I can't really agree with that. For open source, yes, the OSD does make it clear that the definition does not permit licenses that prevent commercial resale. But "open access" for scientific works, or just technical documentation in general, does not seem - in vernacular use - to entail such a strict requirement.

Of course as an advocate of "free culture" in the most general sense, I might say I would prefer a book, paper, article, etc. to be published under something less restrictive. But I see nothing "duplicitious"[1] about this particular usage.

Consider that the corresponding Wikipedia entry on Open Access[2] contains this blurb, which supports the idea that both "gratis open access" and "libre open access" would be considered sub-types of the more general idea of "open access."

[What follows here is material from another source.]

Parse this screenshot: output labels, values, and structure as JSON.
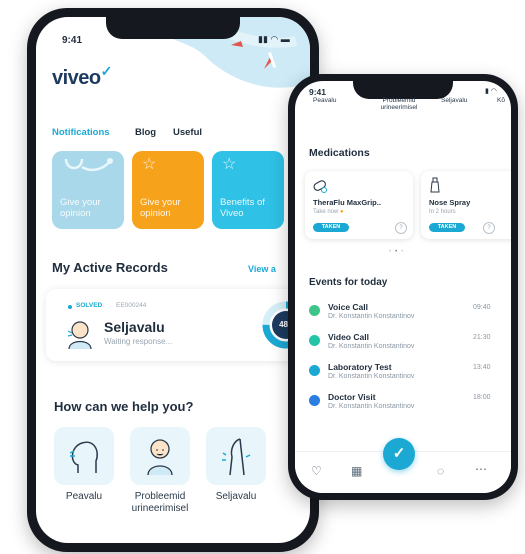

Similar to the free content definition, the terms 'gratis' and 'libre' were used in the BOAI definition to distinguish between free to read versus free to reuse.[38] Gratis open access (Free to read) refers to online access free of charge, and libre open access (open access) refers to online access free of charge plus some additional re-use rights

[1]: https://www.vocabulary.com/dictionary/duplicitous

[2]: https://en.wikipedia.org/wiki/Open_access


To expand upon this a little, it's worth noting that the book and the code are licensed separately and differently.


Yes, code is BSD licensed.


The NC part was mostly to avoid having someone to sell the book on some platform without my knowledge.


I'm not addressing the issue of whether you receive compensation for your work or your desire to have control over who copies it.

I'm pointing out that you've stated it's "open access" without making it open access, at least for a strict interpretation of open access.


this is not the (common) interpretation of open access, which usually means, "no paywall".


Maybe you could explain why a non commercial license would not be open, for anyone not looking to turn a profit off of the author’s work?


I can freely read, share and modify the book. The only restrictions is that I can't sell it. It's pretty open in my eyes ,even if it doesn't comply strictly to the definition of this or this organisation.

on the same topic, I've seen people say that GPL isn't free for example.